They don’t even know at this stage what their functions will be exactly, but that’s not dampening the enthusiasm of candidates in the local elections in May.

Thursday, 16 January 2014
1:20 PM GMT



They don’t even know at this stage what their functions will be exactly, if elected to the Fermoy Electoral Area’s first Municipal District (the local authority replacing the local area committees and town councils), but that’s not dampening the enthusiasm of candidates in the local elections in May.

The declared candidates have already been seen in the past couple of months out and about at various different functions in communities. Most are already well known as they are either sitting councillors or community activists but knowing the value of having the face being seen, they have been spotted at events further afield in the past weeks as they seek to mix it with the electorate outside their home bases.
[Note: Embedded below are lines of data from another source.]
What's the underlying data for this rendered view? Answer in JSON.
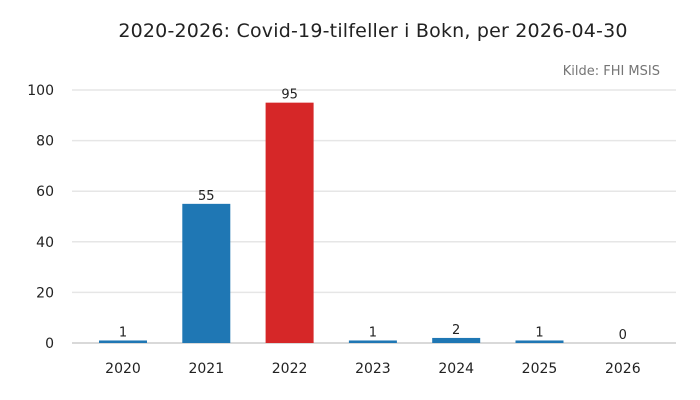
{
  "chart_data": {
    "type": "bar",
    "title": "2020-2026: Covid-19-tilfeller i Bokn, per 2026-04-30",
    "source": "Kilde: FHI MSIS",
    "categories": [
      "2020",
      "2021",
      "2022",
      "2023",
      "2024",
      "2025",
      "2026"
    ],
    "values": [
      1,
      55,
      95,
      1,
      2,
      1,
      0
    ],
    "ylim": [
      0,
      100
    ],
    "yticks": [
      0,
      20,
      40,
      60,
      80,
      100
    ],
    "grid": true,
    "bar_colors": [
      "#1f77b4",
      "#1f77b4",
      "#d62728",
      "#1f77b4",
      "#1f77b4",
      "#1f77b4",
      "#1f77b4"
    ]
  }
}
Now, with Christmas out of the way, they’re gearing up. Local elections are always a great barometer of public feeling, and it’ll be interesting to see what way the electorate will react when given its first public opportunity to show their feelings about recent events such as exiting the bailout, the imposition of the Local Property Tax and the Irish Water debacle. No one has forgotten the hammering Fianna Fail took in the 2009 local elections for mishandling the economy.

By far the most organised candidate to date is Labour’s Noel McCarthy who, we hear, has secured himself a premises right in the heart of Fermoy which he plans to use as his campaign headquarters and local constituency office. The office is in Pearse Square, where Santa’s Grotto was over Christmas and The Avondhu understands he plans to open it within the next couple of weeks. We hear he is also planning to get a head start on canvassing. A local branch meeting is being held next Monday night to lay their plans.

Sitting councillors like Cllr McCarthy, Fianna Fail’s Frank O’Flynn and Kevin O’Keeffe have the advantage of public recognition and profile through their positions on the Fermoy Electoral Area Committee of the county council and the full council. It’s fair to say though that all of the declared new candidates, Ian Doyle from Charleville for Fianna Fail, Fine Gael’s Aileen Browne (also from Charleville), Kay Dawson from Mitchelstown and Philly Leahy from Ballyhooly  also have profile in their respective areas. Kay Dawson said this week she is drawing up plans for canvassing and plans to start soon.

Sinn Fein have yet to choose a candidate for the Fermoy Electoral area. In a statement this week, the party’s area organiser Seamus Coleman, said that because of the vast region covered in the newly formed Local Electoral Area, they are still assessing their election strategy.

“There are a number of options available to us and while we will be a little behind other parties in the area with regard to candidate selection, we are still confident that whatever strategy we adopt we will be in a very strong position with regards to challenging to have a Sinn Fein representative in this area,” he told The Avondhu.

In an early shot over the bows of the declared candidates he said: “The field is small at the moment with only seven declared, all coming from the ‘parties of austerity’, so we will be offering the electorate of the area a real alternative.”

There’s rumblings in anti-EirGrid pylon circles that they may run candidates in the local elections and they’re angry enough at the Government’s intransigence on the matter to do it. The possibility of them even running a European election candidate can’t be ruled out though the cost of an election campaign for an independent candidate, without benefit of financial backing from a party, is substantial.

There’s no doubt but that it’ll be a big and contentious issue in both elections for Government party candidates.

Elsewhere in the county in the past week, Labour lost another member of the party in the form of veteran councillor Jerry Mullally, a former Mayor of Mallow. He cited the introduction of the property tax and water charges as reasons for his dissatisfaction with the party and charged it with ‘leading people astray’. He plans to continue as an independent. His resignation came within 24 hours of Labour’s South Dublin Mayor, Dermot Looney also announcing his resignation.

This week Labour Minister Sean Sherlock wished Jerry well, saying: “He and his family have given sterling service to Labour and to the people of Mallow and north Cork.”

Cllr Noel McCarthy said he was sorry to see the loss of someone of such calibre. “He was a great party man. It was a tough decision to make. I wish him well,” he said.  He hoped Cllr Mullally might see his way to returning to the party at some stage in the future. Cllr McCarthy, who has been vocal hiimself in criticising his party over budget cuts in the past, said he’d come to the view that it was better to stay in the party and try to change it from within, than to go outside it.